Deux règles décident de ce que Le Registre met de l'avant — et de ce qu'il laisse tomber.
Un prix affiché ne veut rien dire tant qu'il n'est pas ramené au kilo, au litre ou à l'unité. C'est la seule façon de comparer deux formats, deux marques ou deux magasins sans se faire d'illusions. Quand le format d'un produit est connu, Le Registre calcule ce prix comparable et l'affiche à côté du prix courant ; quand il ne l'est pas, il le dit plutôt que de laisser croire à une comparaison.
L'emballage, le mot « familial » sur la boîte, la mise en marché, le « 2 pour 5 $ » : rien de tout cela ne change ce qui sort du portefeuille. Le Registre note le prix réellement payé, ramené à une unité comparable, et ignore le reste.
Le but ultime est simple à énoncer : mieux choisir ses produits d'épicerie. Concrètement, cela veut dire pouvoir répondre à des questions qu'on se pose réellement devant une tablette.
Répondre à ce genre de questions demande des données datées, comparables et suivies dans le temps. C'est ce que Le Registre cherche à constituer.
La première étape est double : disposer du mécanisme qui recueille les données de façon fiable, et offrir une interface assez agréable pour que ces données veuillent dire quelque chose.
C'est là qu'est investi l'essentiel de l'effort en ce moment. Le reste vient ensuite, et seulement une fois cette base solide.
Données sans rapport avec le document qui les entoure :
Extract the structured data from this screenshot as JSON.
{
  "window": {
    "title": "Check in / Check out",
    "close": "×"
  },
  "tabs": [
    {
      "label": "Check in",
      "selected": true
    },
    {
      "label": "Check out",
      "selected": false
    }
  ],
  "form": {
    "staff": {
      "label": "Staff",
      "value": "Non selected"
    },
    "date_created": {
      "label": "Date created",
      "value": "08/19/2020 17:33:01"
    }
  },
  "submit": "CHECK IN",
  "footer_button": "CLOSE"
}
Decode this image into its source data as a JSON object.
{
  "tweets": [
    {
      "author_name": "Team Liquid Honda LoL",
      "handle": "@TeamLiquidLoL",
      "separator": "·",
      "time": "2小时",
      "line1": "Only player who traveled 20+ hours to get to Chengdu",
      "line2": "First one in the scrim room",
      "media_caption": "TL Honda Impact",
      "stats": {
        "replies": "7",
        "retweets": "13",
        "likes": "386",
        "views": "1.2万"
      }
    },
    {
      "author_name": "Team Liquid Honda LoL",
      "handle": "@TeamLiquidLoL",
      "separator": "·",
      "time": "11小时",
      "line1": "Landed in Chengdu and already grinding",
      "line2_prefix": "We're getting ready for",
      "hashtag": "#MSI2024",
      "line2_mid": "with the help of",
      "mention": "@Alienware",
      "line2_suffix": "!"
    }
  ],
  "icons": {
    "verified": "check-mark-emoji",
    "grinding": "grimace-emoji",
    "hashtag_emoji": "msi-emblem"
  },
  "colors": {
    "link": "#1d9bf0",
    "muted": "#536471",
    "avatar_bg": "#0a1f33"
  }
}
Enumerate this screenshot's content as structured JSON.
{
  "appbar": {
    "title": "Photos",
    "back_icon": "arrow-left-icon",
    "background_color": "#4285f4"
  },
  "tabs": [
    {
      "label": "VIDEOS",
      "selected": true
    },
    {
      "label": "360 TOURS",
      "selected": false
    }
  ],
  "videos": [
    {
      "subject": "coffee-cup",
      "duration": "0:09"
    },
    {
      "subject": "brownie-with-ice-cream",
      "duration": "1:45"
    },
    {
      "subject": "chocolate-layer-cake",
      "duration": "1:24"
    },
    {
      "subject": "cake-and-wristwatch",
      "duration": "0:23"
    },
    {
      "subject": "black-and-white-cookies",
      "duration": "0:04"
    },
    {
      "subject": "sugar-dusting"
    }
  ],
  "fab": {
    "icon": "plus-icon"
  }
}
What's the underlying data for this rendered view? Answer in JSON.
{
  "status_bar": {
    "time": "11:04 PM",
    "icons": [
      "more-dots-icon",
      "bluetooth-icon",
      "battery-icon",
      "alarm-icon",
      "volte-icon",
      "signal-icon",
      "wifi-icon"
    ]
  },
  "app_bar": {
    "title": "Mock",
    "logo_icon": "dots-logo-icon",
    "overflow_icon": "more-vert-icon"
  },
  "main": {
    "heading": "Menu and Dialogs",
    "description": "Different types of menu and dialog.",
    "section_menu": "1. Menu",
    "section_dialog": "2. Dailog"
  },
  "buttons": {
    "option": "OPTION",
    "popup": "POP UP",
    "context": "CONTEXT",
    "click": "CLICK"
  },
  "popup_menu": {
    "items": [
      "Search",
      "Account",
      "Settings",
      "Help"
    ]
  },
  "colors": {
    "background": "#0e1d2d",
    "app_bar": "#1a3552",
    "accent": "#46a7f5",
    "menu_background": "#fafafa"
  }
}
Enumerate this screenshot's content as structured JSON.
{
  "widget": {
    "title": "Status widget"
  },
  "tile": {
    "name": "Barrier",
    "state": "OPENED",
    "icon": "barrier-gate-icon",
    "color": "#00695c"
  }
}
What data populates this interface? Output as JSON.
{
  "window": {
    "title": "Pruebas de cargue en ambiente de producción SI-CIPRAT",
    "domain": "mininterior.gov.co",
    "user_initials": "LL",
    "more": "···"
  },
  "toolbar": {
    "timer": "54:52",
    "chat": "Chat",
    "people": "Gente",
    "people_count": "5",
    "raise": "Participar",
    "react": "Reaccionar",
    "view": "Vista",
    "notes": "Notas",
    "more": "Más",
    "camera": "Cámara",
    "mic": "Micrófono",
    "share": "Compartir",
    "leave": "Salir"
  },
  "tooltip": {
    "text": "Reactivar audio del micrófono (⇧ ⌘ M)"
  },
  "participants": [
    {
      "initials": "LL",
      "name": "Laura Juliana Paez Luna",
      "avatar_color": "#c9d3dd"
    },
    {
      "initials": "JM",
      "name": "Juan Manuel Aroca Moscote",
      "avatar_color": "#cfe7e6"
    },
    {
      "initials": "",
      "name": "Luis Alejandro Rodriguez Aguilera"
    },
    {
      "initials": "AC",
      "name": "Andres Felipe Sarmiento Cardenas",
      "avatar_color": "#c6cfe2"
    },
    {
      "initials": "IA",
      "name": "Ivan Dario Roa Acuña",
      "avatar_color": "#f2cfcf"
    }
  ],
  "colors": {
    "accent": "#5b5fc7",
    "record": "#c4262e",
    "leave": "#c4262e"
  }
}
Plusieurs fonctionnalités pourraient voir le jour, sans qu'aucune ne soit promise pour l'instant : des suggestions automatiques au moment de choisir un produit, ou encore des comptes utilisateurs permettant d'enregistrer ses achats passés et de suivre sa propre facture.
Honnêtement : je ne sais pas. Peut-être que le site sera monétisé un jour, peut-être pas.
Il existe des applications et des sites semblables qui sont payants. Ce n'est pas ce qui est recherché ici. Cela dit, il y a des coûts réels — développement, hébergement, maintenance — et une forme de monétisation pourrait aussi financer le développement de nouvelles fonctions plutôt que de simplement facturer l'accès.
En attendant, c'est un projet personnel, ouvert et gratuit.